As he considers the project’s impact, Canadian minister of environment and climate change Jonathan Wilkinson has called for further consultation with groups whose land is adjacent to the site.
The port authority is planning another terminal at Roberts Bank, close to the Deltaport facility, with an estimated price tag of C$3.5bn ($2.63bn) that would boost Vancouver’s capacity by 2.4m teu.
After the Federal Review Panel presented its report on the project’s environmental impact at the end of March, the government was expected to issue a decision within 150 days. However, Mr Wilkinson wants more information on environmental mitigation measures.
In addition, he urged the VFPA to hold more consultation with first nation communities that would be affected by the project.
The move was not unexpected: in early September there were indications that Ottawa was going to press for details on environmental issues, owing to concerns over wildlife in the area, including endangered whales.
For its part, the VFPA has welcomed the requests, saying this would give it the opportunity to table results of additional work done in response to the review panel’s findings.
As for indigenous groups, the VFPA said it respected and supported these requests, as the review panel’s report was issued in the midst of a pandemic, which affected consultations.
The port authority aims to have information for the minister ready early next year, and hopes Ottawa’s decision can be made before next summer.

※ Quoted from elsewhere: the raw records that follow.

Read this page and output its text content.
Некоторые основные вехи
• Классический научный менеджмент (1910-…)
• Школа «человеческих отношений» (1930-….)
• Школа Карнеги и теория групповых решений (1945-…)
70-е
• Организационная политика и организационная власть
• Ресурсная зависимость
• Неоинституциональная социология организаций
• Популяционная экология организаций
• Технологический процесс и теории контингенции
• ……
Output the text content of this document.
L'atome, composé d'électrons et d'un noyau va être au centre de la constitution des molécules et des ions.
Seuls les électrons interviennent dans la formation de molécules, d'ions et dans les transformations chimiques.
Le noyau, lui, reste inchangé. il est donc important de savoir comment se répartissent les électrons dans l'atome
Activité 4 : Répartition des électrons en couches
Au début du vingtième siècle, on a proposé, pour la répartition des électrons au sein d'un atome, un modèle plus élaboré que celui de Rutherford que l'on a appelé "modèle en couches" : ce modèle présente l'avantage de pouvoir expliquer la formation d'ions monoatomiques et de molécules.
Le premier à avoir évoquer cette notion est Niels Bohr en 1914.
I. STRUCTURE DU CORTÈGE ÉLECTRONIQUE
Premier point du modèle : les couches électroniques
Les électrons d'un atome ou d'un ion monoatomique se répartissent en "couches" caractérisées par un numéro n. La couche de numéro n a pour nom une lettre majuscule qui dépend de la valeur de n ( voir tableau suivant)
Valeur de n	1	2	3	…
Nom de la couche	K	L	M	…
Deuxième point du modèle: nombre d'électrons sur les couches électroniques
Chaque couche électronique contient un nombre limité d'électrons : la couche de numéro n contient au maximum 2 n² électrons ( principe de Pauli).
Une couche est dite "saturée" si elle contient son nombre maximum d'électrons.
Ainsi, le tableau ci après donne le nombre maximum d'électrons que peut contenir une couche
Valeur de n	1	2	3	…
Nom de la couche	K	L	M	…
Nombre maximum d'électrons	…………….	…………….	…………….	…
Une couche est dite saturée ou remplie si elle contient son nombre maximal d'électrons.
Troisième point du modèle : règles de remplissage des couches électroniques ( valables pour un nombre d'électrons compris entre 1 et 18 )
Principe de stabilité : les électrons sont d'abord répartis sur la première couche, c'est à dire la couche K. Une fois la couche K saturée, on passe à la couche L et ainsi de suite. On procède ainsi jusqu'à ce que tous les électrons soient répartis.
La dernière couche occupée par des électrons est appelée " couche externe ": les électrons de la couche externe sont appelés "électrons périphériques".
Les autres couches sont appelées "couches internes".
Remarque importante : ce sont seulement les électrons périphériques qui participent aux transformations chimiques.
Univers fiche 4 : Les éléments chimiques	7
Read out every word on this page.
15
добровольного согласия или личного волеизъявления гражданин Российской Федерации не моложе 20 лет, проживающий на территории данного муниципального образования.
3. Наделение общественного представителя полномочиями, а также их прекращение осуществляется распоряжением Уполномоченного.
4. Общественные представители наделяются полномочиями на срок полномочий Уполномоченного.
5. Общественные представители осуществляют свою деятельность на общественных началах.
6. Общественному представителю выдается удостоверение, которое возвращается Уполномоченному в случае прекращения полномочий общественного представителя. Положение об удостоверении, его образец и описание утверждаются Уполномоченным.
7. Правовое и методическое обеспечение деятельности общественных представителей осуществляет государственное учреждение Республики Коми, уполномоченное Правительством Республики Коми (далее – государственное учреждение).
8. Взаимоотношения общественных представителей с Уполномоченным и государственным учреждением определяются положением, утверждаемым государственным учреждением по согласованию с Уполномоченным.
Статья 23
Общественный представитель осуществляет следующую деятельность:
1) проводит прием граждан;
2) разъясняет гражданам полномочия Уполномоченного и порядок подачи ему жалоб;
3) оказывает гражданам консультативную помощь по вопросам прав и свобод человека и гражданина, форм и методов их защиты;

The plan for a second container terminal at Roberts Bank has met opposition from the local community and environmental protection groups. Critics argue that a major expansion at Vancouver is not necessary, after Ottawa gave the green light to expand container operations at Prince Rupert port in June.
Another steadfast opponent is Global Container Terminals (GTC), which operates Vancouver’s Deltaport and Vanterm container facilities.
It says plans to expand its Deltaport facility could meet the port’s needs for increased capacity, at lower cost and with less environmental impact. GTC wants to extend a berth and ramp up capacity by 2m teu.
And last week GTC announced it had obtained approval for the initial project description (IPD) of its plans from the Impact Assessment Agency of Canada and from the provincial Environmental Assessment Office.
“Approval of its IPD proves GCT’s DP4 project is a serious contender to provide needed capacity in the port of Vancouver within the next decade,” the company said.
However, the VFPA has indicated that it would be beneficial to have a second terminal operator at Roberts Bank.
According to Resilience360, Canada’s Pacific ports of Vancouver and Prince Rupert stand to attract more US-bound traffic that currently moves through US west coast ports. A new study by Mercator found that the two Canadian ports had been successful in attracting discretionary US-bound cargo over the past decade and were poised for further gains.
Thanks to shorter sailing times from Asia and lower terminal and rail costs (as high as $600 per container), they could attract as much as 15% of the cargo that is currently entering the US through California and the Pacific north-west, if they could add capacity to handle at least 400,000 teu of new traffic by 2022, the authors concluded.